Since then the market for these previously untouchable assets has recovered and the SNB has been gradually able to reduce its holdings. The net worth of the fund at the end of June was just over CHF7.5 billion.
The Swiss government also took a nine per cent stake in UBS as part of the bailout, in return for a CHF6 billion lifeline to the bank. Switzerland sold the stake less than a year later at a CHF1.2 billion profit.
UBS will buy the bailout fund back from Switzerland’s central bank later this year. It can purchase it for $1 billion plus 50 per cent of its gains. The move will add up to 90 basis points to UBS’s capital ratios, by taking on the cash and securities remaining after the loan is repaid.
Crisis legacy
For UBS the transaction will draw a line under assets connected to the financial crisis.
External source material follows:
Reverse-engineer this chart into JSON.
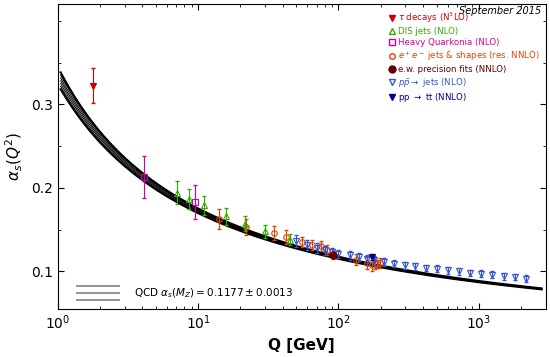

Tuesday’s announcement came as UBS released its second-quarter earnings report, confirming that it earned CHF690 million, up from CHF524 million a year earlier. Earnings at its investment bank leapt.
In another overhang from the crisis, it was announced last week that UBS will pay $885 million to settle United States government claims that it violated securities laws in its sales of mortgage-backed bonds between 2004 and 2007 to two federally-controlled mortgage finance companies.
The Federal Housing Finance Agency (FHFA), which oversees the two companies known as Fannie Mae and Freddie Mac, announced the settlement on July 25.
The agency had sued UBS and 17 other major banks over their sales to Fannie and Freddie of about $196 billion in mortgage securities that soured when the housing market collapsed in 2007.